Once again Pape had to make use of his good manners and diplomacy to convince the old man, who only gave in when Pape accepted – not without fear - to take the consequences that might derive from the transgression.

So I followed them to the Baobab where, first for Pape and later for the wrestler, the guardian would open the little thatched hut where the pumpkins that contain the water mixed with the sacrifices offered to fetish were kept. He would directly address the god pronouncing the name and family of the person that was about to perform the ritual bath, asking him first permission and then his protection and blessing.

The solemnity of the situation was perceived in the delicate sound of the leafs beneath the baobab, in the silence as Pape retreated behind the screen to perform the sacred bath in which he couldn’t get either his hair or his face wet, as the tradition commands.

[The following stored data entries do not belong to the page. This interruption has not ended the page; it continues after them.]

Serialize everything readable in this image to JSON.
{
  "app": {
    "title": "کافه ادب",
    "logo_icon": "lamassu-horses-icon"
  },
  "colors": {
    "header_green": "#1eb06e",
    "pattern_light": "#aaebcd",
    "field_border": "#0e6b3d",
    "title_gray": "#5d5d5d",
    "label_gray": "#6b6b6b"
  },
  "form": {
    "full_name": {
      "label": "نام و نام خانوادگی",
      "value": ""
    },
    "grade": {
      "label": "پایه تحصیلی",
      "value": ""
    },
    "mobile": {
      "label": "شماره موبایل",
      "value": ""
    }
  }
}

Then it was the turn of the wrestler, the true reason of this journey to the heart of Senegal, who repeated the ritual to cure himself of the outbreak of insanity that had supposedly been caused by a marabout at the request of his mother in law to prompt a divorce.



Everything seemed to have successfully concluded but the old man stayed seated beneath the baobab and surprised us all with the question:

- Does the toubab want the blessing of Loungoulgne too?

They all remained speechless and turned to me. This wasn’t planned. We were hoping he would let me see the ritual, but it didn’t cross our minds that he would let me perform it. I gladly accepted although – I was told – first they would have to ask for the permission of the fetish that, if denied, would manifest somehow, for example by tainting blood red the water of the sacrifices in the pumpkin.

I nodded again, left Pape with my camera and approached the sacred Baobab, still bathed in light, as a requestor.

Everything went smoothly. The water didn’t turn red, so the god had accepted that I performed the ritual. After listening to the words of the old man, I went to the wooden screen on which I left my clothes and took a bath as indicated. Although a bit  nervous, I felt as if I was bathing at the same time with the water and with the rays of light that seemed to fall warm and generous on us, blessing us too.

The ceremony was over and, when I tried to thank the old man with my just learned words in Serer – here they didn’t speak wolof any more – he burst into laughter and told us again, apparently touched, that it was the first time in his life that he or his ancestors had allowed a white to perform the ritual. He seemed really content and relieved that everything had been OK.

Once purified by the ritual, we went out to walk through the fields that seem to share the magic of the sacred baobab. The limpid, somehow primordial green seems to surround the men that work the soil in the company of their children in a magnificent vignette amidst the infinite plains.

Little by little the night fell and with it came the stories, but this time we were at the neighbor’s house because she was famous for her skills as a narrator. The surprise – in addition to the woman’s proposition that I married one of her youngest daughters – came when it was the children who - one after another, occupying the center of the group and following their mother’s indications – told the stories. About the clever hare who fooled the rabbit by pleading his hair with the branches; or about the father who tried to impose the rule that nobody who was late for lunch would eat and eventually he was the one who got punished…  All of them were told in a mixture of serer translated to zolof and then to French, striving to preserve the songs and gestures and the magic.

With these stories night fell and dreams came. And I remembered the sacrifice I had had to make before starting the journey, inviting the children in the neighborhood.

And just before I fell asleep, I wondered whether these children would be the true god of the sacred baobab.